Analysis Gotchas

When performing analysis on any data there are some mistakes that are easy to make and details that are easy to overlook. Do you know exactly what question you hope to answer? Is your sample representative of your population? Is your result "real"? How precisely can you state your conclusion?

This document is not about those traps. Instead, it is about quirks and pitfalls specific to Telemetry.

Intermittent issues

Sometimes, despite our efforts, there are problems with the ingestion of data or the faithful creation of datasets.

Ongoing issues of this kind are marked with the [data-quality] whiteboard tag in Bugzilla.
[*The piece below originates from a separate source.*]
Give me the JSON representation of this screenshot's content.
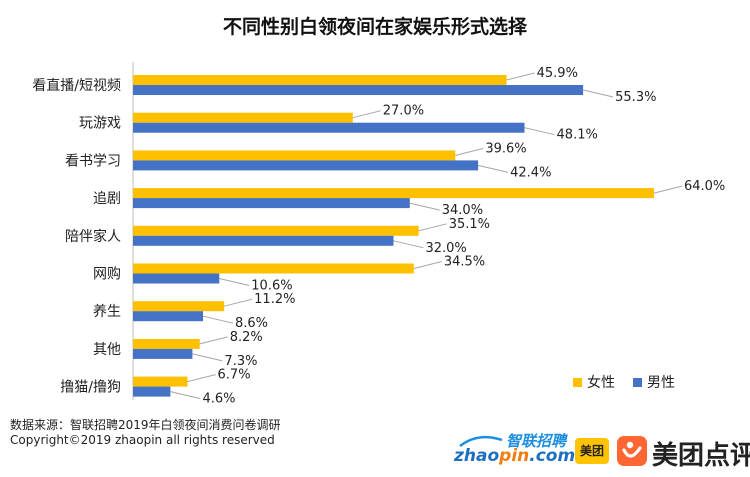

See currently open issues.

Especially severe problems with production data should be announced on our fx-data-dev mailing list (see getting help): please consider subscribing to it if you are a current or aspiring data practitioner.

Notable historic events

When looking at trends, it is helpful to be aware of events from the past that might impact comparisons with history. Here are a few to keep in mind:

  • December 4 2019 - AWS Ingestion Pipeline decommissioned. Specifically, the last ping relayed through the AWS machinery had a timestamp of 2019-12-04 22:04:45.912204 UTC.
  • October 29 2019 - Glean SDK Timing Distribution(s) are reporting buckets 1 nanosecond apart. This is due to a potential rounding bug in Glean SDK versions less than 19.0.0. See Bug 1591938.
  • October 23 2019 - Hot-fix shipped through add-ons that reset the Telemetry endpoint preference back to the default for a large number of users.
  • September 1 - October 18 2019 - BigQuery Ping tables are missing the X-PingSender-Version header information. This data is available before and after this time period.
  • May 4 - May 11 2019 - Telemetry source data deleted. No source data is available for this period and derived tables may have missing days or imputed values. Derived tables that depend on multiple days may have have affected dates beyond the deletion region.
  • January 31 2019 - Profile-per-install landed in mozilla-central and affects how new profiles are created. See discussion in bigquery-etl#212.
  • October 25 2018 - many client_ids on Firefox Android were reset to the same client_id. For more information see the blameless post-mortem document here or Bug 1501329.
  • November 2017 - Quantum Launch. There was a surge in new profiles and usage.
  • June 1 and 5, 2016 - Main Summary v4 data is missing for these two days.
  • March 2016 - Unified Telemetry launched.


Telemetry data is a collection of pings. A single main-ping represents a single subsession. Some clients have more subsessions than others.

So when you say "63% of beta 53 has Firefox set as its default browser", make sure you specify it is 63% of pings, since it is only around 46% of clients. (Apparently users with Firefox Beta 53 set as their default browser submit more main-pings than users who don't).

Profiles vs Users

In the section above you'll notice I said "clients" not "users." That is because of all the things we're able to count, users isn't one of them.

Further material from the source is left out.